Mais ce qui dicte à l’album son chemin, c’est sa voix : joueuse, élégiaque, rêveuse, elle renonce à utiliser le seul langage des hommes et projette dans l’air intranquille des vocalises qui se mêlent aux mots, célébrant ainsi le mystère du monde et refusant à l’auditeur de le confirmer dans quelque direction. La Canadienne a bien failli perdre sa voix, pour de bon. De cette urgence à la retrouver, elle tire le meilleur et se transcende avec une folle ambition, virtuose. «J’ai essayé d’habiter vraiment chaque chanson, lance-t-elle. J’étais à l’écoute de ce qu’elles demandaient pour elles-mêmes, et c’est ce qui m’a sans doute amenée à découvrir d’autres facettes de mes influences musicales.» Parmi celles-ci, une ne se dément pas depuis ses débuts. C’est Aldous Harding. La parenté est évidente à l’écoute du titre The Reaper (la faucheuse, en français), petite caricature stéréotypée des sentiments qui l’ont traversée pendant la crise du Covid. «Cette chanson est un surgissement de mon inconscient qui essayait de se décharger de ses bagages trop encombrants, dit-elle. Elle est arrivée comme ça, sans que je m’y attende. Les mots sont littéralement sortis de ma bouche, malgré moi, pour exprimer ma psyché pendant la pandémie. J’ai beaucoup pensé à la maladie et au deuil. Quand j’écris une chanson, je creuse en profondeur, quoi qu’il en sorte, que je sois prête ou non à l’entendre.»

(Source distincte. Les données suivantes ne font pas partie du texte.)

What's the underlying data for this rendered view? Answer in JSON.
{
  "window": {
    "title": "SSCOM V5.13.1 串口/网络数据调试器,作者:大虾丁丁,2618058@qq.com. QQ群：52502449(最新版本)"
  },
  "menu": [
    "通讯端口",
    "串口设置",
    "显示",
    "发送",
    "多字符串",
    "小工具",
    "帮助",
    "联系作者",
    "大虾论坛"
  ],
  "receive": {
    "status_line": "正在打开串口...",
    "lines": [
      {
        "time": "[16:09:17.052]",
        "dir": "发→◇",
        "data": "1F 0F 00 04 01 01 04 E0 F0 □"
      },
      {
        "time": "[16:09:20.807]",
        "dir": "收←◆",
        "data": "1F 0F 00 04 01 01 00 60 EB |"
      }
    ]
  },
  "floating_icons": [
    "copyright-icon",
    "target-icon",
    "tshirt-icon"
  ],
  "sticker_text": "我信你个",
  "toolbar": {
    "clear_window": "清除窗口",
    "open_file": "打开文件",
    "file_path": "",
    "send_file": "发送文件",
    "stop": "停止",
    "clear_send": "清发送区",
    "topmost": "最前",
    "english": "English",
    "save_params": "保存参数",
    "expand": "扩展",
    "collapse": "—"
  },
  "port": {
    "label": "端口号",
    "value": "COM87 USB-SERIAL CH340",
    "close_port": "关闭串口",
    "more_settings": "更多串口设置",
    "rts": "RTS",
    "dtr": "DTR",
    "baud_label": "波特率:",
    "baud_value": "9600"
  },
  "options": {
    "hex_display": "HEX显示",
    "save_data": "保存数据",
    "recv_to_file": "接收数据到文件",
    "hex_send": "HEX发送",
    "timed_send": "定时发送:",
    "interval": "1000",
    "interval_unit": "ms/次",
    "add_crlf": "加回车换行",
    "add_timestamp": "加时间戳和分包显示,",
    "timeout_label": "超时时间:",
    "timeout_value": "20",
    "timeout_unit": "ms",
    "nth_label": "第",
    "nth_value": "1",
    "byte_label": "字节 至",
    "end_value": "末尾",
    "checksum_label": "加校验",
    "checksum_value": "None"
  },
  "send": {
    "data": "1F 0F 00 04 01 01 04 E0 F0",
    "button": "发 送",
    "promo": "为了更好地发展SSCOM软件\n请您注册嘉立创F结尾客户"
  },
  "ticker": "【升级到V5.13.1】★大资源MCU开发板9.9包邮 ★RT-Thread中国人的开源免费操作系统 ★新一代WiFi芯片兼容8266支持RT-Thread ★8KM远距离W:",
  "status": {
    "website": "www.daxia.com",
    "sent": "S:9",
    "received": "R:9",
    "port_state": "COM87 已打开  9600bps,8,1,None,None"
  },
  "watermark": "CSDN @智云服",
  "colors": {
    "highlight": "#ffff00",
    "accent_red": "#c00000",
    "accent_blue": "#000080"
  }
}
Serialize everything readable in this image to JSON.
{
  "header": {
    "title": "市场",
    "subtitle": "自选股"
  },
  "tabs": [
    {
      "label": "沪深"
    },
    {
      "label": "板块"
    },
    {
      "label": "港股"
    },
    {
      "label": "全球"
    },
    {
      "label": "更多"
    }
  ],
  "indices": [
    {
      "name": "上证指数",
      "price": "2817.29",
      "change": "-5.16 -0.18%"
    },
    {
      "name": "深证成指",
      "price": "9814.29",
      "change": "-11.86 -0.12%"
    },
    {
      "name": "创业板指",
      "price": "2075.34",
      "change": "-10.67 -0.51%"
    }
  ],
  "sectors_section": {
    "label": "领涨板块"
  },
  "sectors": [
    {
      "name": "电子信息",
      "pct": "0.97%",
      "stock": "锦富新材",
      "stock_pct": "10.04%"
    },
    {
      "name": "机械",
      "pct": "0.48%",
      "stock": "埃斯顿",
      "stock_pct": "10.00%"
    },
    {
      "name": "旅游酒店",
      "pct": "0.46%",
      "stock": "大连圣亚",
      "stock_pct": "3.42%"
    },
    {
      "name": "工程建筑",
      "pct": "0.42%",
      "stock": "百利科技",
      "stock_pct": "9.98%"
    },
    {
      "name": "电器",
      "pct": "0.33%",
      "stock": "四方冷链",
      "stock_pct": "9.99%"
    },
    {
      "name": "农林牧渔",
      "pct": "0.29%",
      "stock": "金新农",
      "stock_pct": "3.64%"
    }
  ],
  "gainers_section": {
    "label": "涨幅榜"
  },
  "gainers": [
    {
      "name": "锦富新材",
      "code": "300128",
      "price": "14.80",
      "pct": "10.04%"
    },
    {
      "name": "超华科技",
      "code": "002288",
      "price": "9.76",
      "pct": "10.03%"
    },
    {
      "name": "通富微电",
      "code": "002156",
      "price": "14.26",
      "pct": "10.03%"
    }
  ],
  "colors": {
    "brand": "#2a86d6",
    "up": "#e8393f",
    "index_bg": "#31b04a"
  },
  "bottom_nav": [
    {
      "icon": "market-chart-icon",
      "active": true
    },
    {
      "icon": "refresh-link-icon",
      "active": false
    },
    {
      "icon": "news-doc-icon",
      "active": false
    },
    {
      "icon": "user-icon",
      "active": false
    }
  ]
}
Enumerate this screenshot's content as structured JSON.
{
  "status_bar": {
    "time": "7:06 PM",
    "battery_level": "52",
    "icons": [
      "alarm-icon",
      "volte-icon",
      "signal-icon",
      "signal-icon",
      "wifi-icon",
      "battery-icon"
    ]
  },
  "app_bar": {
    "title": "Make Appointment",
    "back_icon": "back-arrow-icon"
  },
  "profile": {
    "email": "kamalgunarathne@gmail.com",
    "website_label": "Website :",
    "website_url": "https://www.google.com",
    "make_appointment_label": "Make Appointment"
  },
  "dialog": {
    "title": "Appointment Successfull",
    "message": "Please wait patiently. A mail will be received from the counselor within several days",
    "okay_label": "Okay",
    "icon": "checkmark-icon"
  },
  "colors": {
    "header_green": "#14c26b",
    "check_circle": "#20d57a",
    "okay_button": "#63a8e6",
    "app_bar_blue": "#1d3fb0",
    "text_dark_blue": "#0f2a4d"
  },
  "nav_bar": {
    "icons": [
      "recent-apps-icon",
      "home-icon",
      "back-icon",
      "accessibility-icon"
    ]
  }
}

Dana laisse dialoguer ses émotions personnifiées entre elles dans un délire créatif, presque théâtral, où les sons et les formes prennent vie, autant que les mots. C’est un vrai jeu d’actrice auquel elle se prête, sans jamais tomber le masque. «Je voulais être plus expressive, plus théâtrale, plus courageuse avec ma voix, conclut-elle. Une partie de moi voulait voir comment je pouvais en jouer et jusqu’où je pouvais l’emmener. Je ne suis plus effrayée par elle, comme j’ai pu l’être par le passé. J’étais simplement curieuse de voir où ma voix me porte.» Sa musique, avec un doux entêtement, refuse de toucher le sol. Recelant mille détails dans lesquels se perdre, appelant de multiples écoutes, elle demeure, en ses altitudes, insaisissable. Le mystère, entretenu ou non, exerce sur l’auditeur son pouvoir d’attraction.